What troubles Arthur Hanson most right now, though, is the hostility of juries toward the press, hostility he thinks not altogether unjustified- “We’ve got some pretty arrogant people in the press"—but hostility that nevertheless is pushing the cost of libel insurance sky high. In recent years this enmity has manifested itself in a number of dramatic judgments against the media. In March 1981 the actress Carol Burnett won a $1.6 million libel suit against the National Enquirer, which had published an item, later retracted, suggesting she had been drunk in a Washington restaurant. A few weeks earlier a jury in Wyoming awarded Kimberli Pring, a former Miss Wyoming, $26.5 million in damages resulting from the publication of a short story in Penthouse magazine in which a fictional Miss Wyoming was described as having the power to levitate men by performing fellatio. And in perhaps the most alarming libel case in recent years, a jury in Alton, Illinois—the town that martyred Elijah Lovejoy—awarded $9.2 million to a local contractor who claimed his business was ruined as a result of a memorandum written by two Alton Telegraph reporters that was never even published in the paper. The Telegraph, forced into bankruptcy proceedings by the judgment, recently settled out of court for a reported $1.4 million. Although each of these cases is atypical in some respects, taken together they signal a clear trend. Not since the days of the Alabama libel wars have juries held the press in such contempt. “These cases don’t just have a chilling effect,” Hanson observed. “They may have a killing effect.”
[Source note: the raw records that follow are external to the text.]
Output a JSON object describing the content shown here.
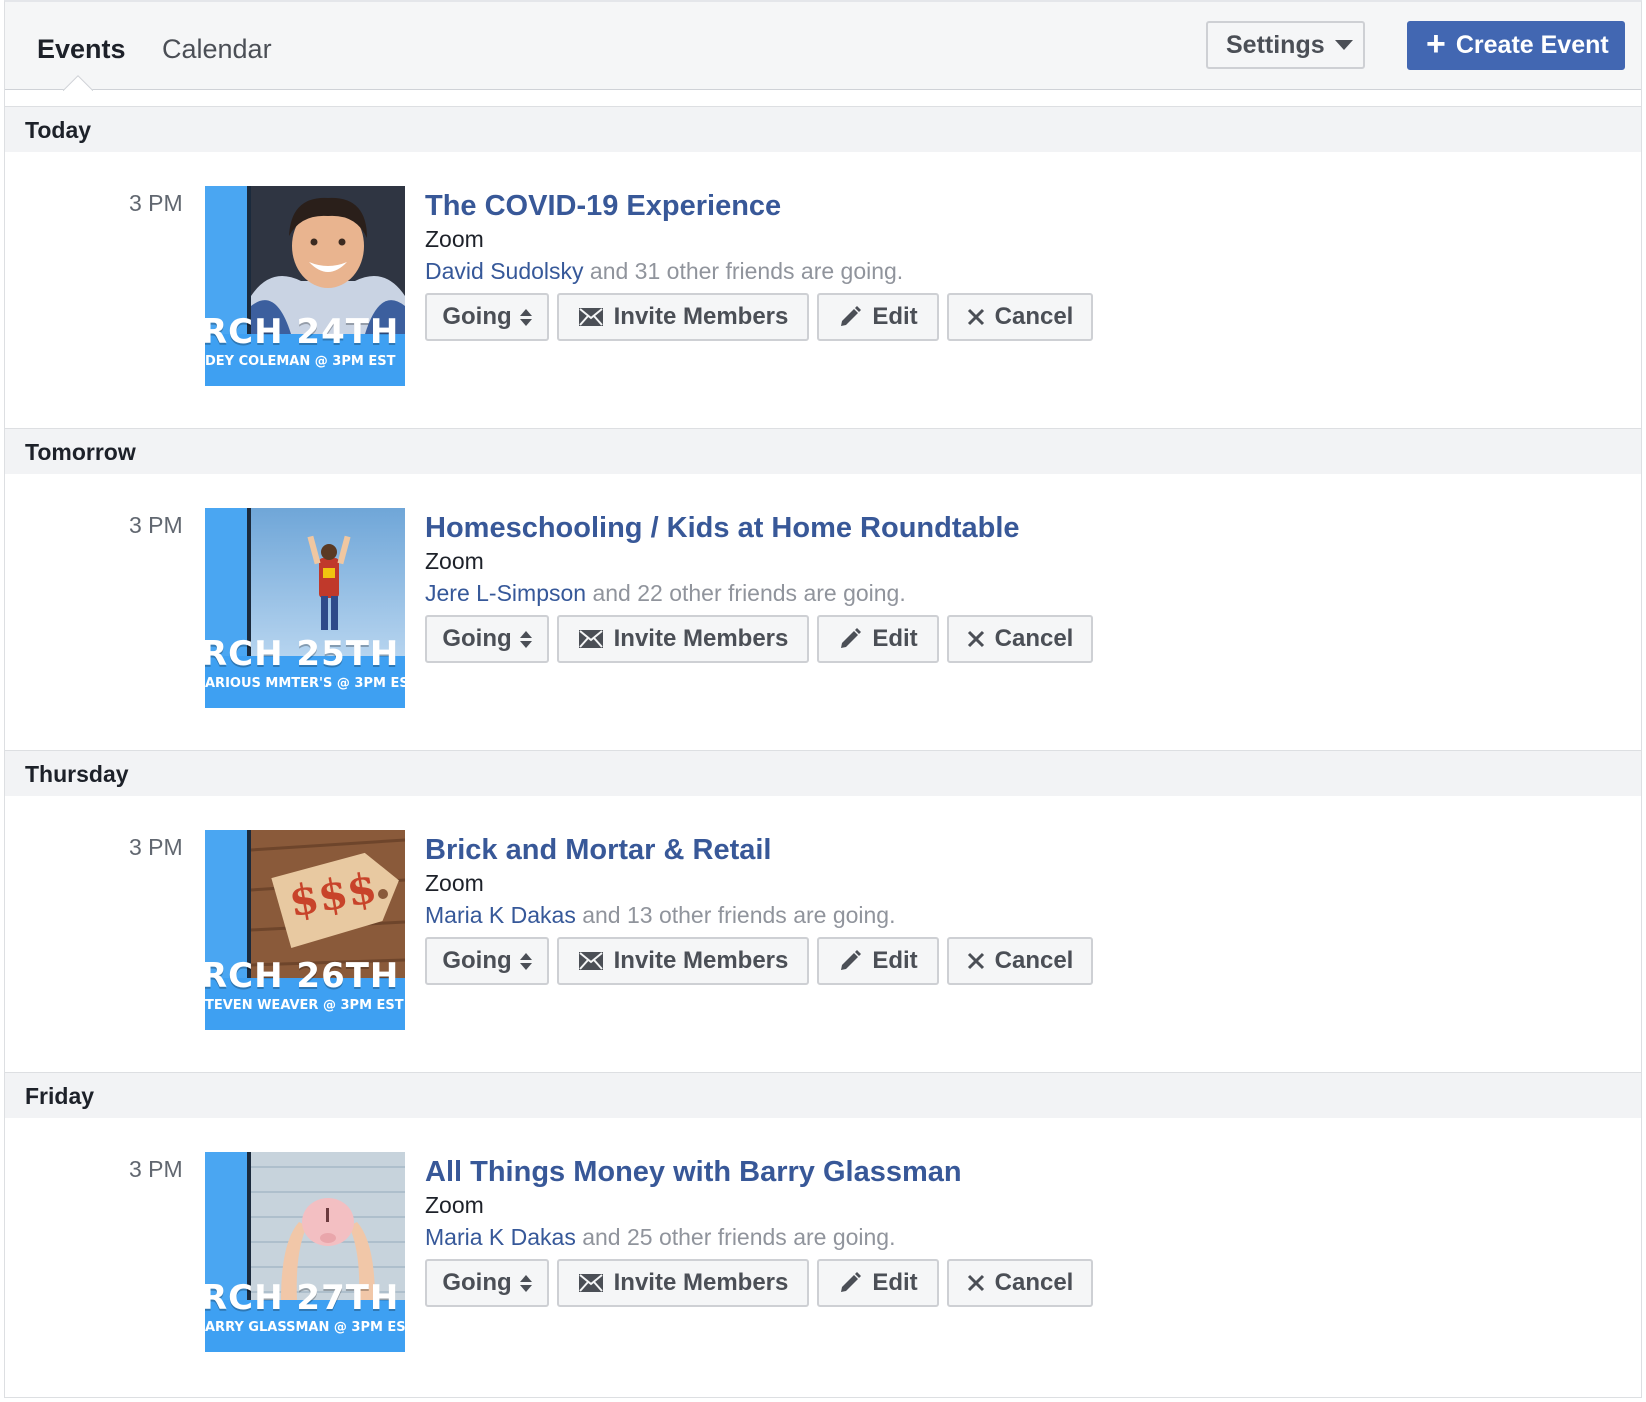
{
  "tabs": {
    "events": "Events",
    "calendar": "Calendar"
  },
  "toolbar": {
    "settings_label": "Settings",
    "create_label": "Create Event",
    "create_plus": "+"
  },
  "actions": {
    "going": "Going",
    "invite": "Invite Members",
    "edit": "Edit",
    "cancel": "Cancel"
  },
  "sections": [
    {
      "day": "Today",
      "event": {
        "time": "3 PM",
        "title": "The COVID-19 Experience",
        "location": "Zoom",
        "friend": "David Sudolsky",
        "friends_rest": " and 31 other friends are going.",
        "thumb_big": "RCH 24TH",
        "thumb_small": "DEY COLEMAN @ 3PM EST"
      }
    },
    {
      "day": "Tomorrow",
      "event": {
        "time": "3 PM",
        "title": "Homeschooling / Kids at Home Roundtable",
        "location": "Zoom",
        "friend": "Jere L-Simpson",
        "friends_rest": " and 22 other friends are going.",
        "thumb_big": "RCH 25TH",
        "thumb_small": "ARIOUS MMTER'S @ 3PM ES"
      }
    },
    {
      "day": "Thursday",
      "event": {
        "time": "3 PM",
        "title": "Brick and Mortar & Retail",
        "location": "Zoom",
        "friend": "Maria K Dakas",
        "friends_rest": " and 13 other friends are going.",
        "thumb_big": "RCH 26TH",
        "thumb_small": "TEVEN WEAVER @ 3PM EST",
        "thumb_tag": "$$$"
      }
    },
    {
      "day": "Friday",
      "event": {
        "time": "3 PM",
        "title": "All Things Money with Barry Glassman",
        "location": "Zoom",
        "friend": "Maria K Dakas",
        "friends_rest": " and 25 other friends are going.",
        "thumb_big": "RCH 27TH",
        "thumb_small": "ARRY GLASSMAN @ 3PM ES"
      }
    }
  ],
  "colors": {
    "accent": "#4267b2",
    "link": "#385898",
    "thumb_blue": "#3ea0f2"
  }
}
Still, for all the retrenchments in the field of libel over the past ten years, the Supreme Court decision in Times v. Sullivan stands as a bulwark against government intimidation of the media. Rod Nachman, the lawyer who lost the case eighteen years ago, can testify to that.

In 1979 two Alabama building inspectors who had been dismissed from their jobs after an investigation of corruption in their department sued both the state official who fired them and the Montgomery Advertiser, which reported the news. The two inspectors asked for $3.5 million in damages from the paper. Nachman, who was chief counsel to the Advertiser in 1979, as he was in the early 1960s, found himself in an unusual position. The case he had argued and lost before the Supreme Court was now, of course, the cornerstone of his defense: since the two building inspectors were obviously public officials, they would have to prove actual malice on the part of the paper. Sure enough, when the case came to trial in September 1981, the jury found in his favor. “My client,” Nachman said with a laugh, “thought the greatest thing I ever did was lose the Sullivan case.”

Although he thinks the Supreme Court gave the press “more license than they ought to have to criticize public officials,” he is not altogether unhappy with the way things turned out. If anything, he seems a bit worried that the pendulum may be swinging too far back in the other direction: “I once made the statement that the only way the Supreme Court could have decided against me was to change the law of libel, and that’s just what they did. I also said they may change it back some day. Right now, I live in constant fear of losing the Times case twice.”